What Price the US Dollar?
The fate of the US dollar is emerging as a leading theme of the post-global credit crisis period. The US dollar matters internationally because from the 1950s onwards it has served as the world's leading reserve currency.
Its position in this role was enhanced when US President Richard Nixon ended gold convertibility of the greenback in 1971, effectively destroying the Bretton Woods system.
This year concerns have mounted about the US dollar's stability as an international store of value and falling US dollar exchange rates have got a lot of people worried about the consequences.
The rout of the US dollar has several factors behind it:
- The US Federal Reserve has set the official Federal Funds overnight interest rate at between zero and 0.25% and repeatedly indicated it will be leaving that rate in place for an extended period
- At the same time the Fed has run a massive quantitative easing ("printing money") programme that has sharply increased US dollar supply
- The US Federal government has launched a huge fiscal stimulus program debt-funded by massive issuance of US Treasury notes and bonds
All these decisions by US government authorities have conspired to create conditions wherein the US dollar slips in value relative to the currencies of many other countries. Although the official US government line is that a strong greenback policy is in place, unofficially the benefits of a weak currency cannot be lost on the Americans.
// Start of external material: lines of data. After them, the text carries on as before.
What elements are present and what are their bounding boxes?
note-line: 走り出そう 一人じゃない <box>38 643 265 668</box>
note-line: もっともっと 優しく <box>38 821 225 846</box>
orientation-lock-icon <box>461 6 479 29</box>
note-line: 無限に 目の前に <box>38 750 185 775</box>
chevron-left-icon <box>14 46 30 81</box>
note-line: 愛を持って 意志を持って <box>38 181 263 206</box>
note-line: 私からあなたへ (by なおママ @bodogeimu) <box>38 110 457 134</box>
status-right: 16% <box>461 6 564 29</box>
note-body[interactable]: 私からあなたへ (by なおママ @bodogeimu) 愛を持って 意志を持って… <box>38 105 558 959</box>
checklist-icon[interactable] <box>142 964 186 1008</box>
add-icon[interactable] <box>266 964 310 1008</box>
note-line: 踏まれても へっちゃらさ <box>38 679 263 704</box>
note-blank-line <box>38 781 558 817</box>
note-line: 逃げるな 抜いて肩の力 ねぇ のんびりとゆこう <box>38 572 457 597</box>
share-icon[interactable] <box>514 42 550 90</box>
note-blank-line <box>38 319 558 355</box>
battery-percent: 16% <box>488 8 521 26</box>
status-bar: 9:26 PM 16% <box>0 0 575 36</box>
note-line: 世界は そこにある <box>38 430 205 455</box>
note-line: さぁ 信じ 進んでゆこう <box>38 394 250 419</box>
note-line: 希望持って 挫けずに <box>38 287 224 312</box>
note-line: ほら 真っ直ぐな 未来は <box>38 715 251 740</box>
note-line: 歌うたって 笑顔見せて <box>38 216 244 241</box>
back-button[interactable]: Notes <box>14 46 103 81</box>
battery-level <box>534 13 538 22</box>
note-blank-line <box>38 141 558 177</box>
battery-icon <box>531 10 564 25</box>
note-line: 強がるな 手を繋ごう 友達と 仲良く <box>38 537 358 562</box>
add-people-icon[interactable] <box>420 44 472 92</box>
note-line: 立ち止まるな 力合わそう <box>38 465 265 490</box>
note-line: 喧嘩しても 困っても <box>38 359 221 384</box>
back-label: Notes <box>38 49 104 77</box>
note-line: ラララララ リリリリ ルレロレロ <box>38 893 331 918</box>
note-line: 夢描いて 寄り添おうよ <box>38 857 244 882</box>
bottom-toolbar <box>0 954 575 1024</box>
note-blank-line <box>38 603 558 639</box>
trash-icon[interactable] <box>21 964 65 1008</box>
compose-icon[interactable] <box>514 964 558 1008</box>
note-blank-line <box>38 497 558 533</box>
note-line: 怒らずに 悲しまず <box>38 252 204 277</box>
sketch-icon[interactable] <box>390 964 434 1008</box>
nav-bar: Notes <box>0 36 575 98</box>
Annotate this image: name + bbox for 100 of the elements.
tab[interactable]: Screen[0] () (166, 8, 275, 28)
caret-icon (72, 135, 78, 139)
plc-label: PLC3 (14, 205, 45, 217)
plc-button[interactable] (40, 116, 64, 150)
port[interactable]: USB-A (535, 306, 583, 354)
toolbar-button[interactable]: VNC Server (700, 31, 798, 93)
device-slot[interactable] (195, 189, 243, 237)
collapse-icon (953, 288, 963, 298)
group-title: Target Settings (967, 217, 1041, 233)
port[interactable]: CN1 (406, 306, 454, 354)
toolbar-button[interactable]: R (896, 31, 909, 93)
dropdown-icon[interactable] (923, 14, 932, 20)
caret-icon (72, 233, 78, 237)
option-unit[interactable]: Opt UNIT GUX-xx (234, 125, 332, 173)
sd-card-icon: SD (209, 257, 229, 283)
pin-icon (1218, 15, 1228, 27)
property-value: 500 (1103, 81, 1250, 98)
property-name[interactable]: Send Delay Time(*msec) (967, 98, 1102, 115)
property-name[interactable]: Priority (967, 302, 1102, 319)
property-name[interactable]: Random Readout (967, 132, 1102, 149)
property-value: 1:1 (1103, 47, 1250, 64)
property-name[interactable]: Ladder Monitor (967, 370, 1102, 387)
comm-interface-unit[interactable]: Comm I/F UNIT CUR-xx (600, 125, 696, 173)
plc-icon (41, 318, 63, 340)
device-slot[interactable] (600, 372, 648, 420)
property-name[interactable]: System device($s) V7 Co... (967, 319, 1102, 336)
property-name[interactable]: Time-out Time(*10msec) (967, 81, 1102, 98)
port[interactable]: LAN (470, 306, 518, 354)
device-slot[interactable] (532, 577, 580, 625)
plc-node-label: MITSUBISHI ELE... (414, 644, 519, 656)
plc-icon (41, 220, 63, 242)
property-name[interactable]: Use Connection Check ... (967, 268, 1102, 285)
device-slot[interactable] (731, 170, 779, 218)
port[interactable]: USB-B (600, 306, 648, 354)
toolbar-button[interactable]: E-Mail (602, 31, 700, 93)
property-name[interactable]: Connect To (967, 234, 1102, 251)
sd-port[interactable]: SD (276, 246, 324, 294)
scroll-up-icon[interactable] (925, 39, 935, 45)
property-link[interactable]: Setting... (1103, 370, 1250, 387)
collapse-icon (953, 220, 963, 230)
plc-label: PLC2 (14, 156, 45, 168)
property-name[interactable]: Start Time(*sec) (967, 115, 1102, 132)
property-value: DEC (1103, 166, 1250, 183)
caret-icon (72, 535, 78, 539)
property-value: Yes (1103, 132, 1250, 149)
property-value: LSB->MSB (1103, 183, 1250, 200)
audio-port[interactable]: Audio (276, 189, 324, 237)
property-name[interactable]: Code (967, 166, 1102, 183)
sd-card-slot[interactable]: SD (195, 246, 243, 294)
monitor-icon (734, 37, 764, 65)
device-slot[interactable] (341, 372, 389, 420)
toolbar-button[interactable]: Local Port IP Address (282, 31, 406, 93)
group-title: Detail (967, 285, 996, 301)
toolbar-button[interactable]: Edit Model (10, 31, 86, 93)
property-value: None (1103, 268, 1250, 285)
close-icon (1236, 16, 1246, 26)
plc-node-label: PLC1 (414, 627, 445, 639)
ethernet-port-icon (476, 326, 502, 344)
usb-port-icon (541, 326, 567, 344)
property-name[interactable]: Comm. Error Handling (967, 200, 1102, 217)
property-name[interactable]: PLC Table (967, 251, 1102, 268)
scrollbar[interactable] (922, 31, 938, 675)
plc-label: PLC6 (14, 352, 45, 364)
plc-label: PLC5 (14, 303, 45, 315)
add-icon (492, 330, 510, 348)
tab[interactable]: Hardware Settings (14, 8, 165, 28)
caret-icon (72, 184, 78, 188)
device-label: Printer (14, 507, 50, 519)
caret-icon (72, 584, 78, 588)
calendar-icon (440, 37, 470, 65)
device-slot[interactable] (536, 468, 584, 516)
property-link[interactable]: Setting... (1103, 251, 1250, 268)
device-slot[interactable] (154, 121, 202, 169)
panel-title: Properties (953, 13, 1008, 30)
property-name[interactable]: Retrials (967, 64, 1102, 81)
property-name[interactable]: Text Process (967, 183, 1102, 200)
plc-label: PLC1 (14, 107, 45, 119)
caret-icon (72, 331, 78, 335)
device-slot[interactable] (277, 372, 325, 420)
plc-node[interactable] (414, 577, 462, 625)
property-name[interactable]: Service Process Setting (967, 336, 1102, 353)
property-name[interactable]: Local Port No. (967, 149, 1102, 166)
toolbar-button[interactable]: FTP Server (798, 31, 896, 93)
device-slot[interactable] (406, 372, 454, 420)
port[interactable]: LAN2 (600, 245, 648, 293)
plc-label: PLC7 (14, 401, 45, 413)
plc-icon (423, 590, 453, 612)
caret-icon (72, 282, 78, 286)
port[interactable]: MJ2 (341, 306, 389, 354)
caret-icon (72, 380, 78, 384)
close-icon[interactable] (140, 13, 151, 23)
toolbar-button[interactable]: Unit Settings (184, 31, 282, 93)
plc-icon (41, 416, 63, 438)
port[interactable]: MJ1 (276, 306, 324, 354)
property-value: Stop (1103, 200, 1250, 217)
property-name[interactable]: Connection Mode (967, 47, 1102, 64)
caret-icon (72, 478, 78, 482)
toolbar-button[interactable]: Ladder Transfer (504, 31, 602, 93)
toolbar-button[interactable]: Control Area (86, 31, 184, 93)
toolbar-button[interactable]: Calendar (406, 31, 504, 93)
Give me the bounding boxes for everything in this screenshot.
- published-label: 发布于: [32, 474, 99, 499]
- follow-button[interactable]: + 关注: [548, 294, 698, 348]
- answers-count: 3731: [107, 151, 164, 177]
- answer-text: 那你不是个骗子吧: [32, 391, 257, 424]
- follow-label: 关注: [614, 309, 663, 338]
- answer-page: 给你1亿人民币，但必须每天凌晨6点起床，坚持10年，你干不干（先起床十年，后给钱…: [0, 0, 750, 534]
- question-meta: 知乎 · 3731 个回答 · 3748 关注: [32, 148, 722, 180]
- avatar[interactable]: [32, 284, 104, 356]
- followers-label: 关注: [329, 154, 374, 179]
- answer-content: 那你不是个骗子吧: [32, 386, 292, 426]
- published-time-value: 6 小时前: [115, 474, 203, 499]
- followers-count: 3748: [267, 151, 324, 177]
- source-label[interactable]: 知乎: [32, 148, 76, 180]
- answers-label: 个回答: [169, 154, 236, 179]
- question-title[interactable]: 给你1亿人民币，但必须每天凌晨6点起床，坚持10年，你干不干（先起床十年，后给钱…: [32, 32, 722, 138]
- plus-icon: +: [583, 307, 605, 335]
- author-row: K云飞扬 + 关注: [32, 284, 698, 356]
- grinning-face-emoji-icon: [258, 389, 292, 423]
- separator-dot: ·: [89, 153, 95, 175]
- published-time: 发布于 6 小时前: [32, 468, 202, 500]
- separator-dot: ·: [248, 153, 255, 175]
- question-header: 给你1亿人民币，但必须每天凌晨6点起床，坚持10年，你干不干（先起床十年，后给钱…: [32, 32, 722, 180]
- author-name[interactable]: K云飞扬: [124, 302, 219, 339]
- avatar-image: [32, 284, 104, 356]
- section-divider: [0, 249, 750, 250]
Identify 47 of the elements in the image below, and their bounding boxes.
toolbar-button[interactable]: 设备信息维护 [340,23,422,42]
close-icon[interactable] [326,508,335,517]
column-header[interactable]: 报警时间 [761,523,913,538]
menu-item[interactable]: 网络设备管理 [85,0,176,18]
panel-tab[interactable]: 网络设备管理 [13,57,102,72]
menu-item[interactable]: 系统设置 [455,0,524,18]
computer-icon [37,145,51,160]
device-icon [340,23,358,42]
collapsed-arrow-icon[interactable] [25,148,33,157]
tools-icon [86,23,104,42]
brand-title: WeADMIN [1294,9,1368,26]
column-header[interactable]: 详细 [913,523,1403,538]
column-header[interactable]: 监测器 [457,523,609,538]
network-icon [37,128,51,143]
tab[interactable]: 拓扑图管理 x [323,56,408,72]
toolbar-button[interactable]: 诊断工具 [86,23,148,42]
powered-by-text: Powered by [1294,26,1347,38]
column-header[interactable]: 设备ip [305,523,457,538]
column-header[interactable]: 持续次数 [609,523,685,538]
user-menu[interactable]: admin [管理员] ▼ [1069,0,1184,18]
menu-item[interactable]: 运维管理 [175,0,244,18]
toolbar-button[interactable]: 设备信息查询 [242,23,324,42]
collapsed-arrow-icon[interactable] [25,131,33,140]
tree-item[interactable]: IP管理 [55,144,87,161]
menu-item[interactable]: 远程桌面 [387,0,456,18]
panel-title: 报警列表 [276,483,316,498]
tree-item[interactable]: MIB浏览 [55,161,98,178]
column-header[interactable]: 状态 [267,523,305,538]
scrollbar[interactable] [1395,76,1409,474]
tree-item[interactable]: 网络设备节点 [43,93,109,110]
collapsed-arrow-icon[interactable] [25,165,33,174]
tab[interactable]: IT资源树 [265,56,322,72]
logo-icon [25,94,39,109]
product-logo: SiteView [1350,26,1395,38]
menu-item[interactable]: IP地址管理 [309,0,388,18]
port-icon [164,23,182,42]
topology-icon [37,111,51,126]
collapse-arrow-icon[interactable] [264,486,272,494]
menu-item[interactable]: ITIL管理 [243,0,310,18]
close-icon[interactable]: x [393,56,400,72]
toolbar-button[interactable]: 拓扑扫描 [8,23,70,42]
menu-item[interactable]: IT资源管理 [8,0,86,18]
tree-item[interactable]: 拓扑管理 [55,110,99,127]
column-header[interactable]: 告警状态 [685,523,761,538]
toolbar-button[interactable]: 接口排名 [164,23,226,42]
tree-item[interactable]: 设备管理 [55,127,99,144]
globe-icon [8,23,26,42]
For the US, having the greenback feeble for an extended time helps cut the debt burden of the fiscal blowout, while boosting exports, hindering imports, encouraging import substitution industries, and mitigating soaring unemployment rates. Signs of how the dollar's status has fallen include increased speculation that it will lose its reserve currency role. There have been reports - hotly denied - that oil producing countries are looking at moving away from the US dollar as the standard currency unit of crude oil pricing. Instead, a basket of currencies, including gold would be used, and a big surge in the value of gold has resulted as it comes back into vogue as a currency in its own right.
Investment implications include the return of global inflationary pressures, compensatory increases in bond yields, rising commodity prices (most commodities are priced internationally in US dollars), and popularity of hedge fund strategies that are short the US dollar and long the other currencies that are obliged to rise as the greenback sinks - particularly emerging market currencies.
Investment portfolio hedging strategies will need to take account of a greenback weaker for longer in the face of evidence that what American officials say about their strong greenback policy bears little connection with what they are doing to undermine its value in the US national interest.
As President Nixon's Treasury Secretary John Connally once said to an assembled group of foreign finance ministers, "The dollar may be our currency, but it's your problem!"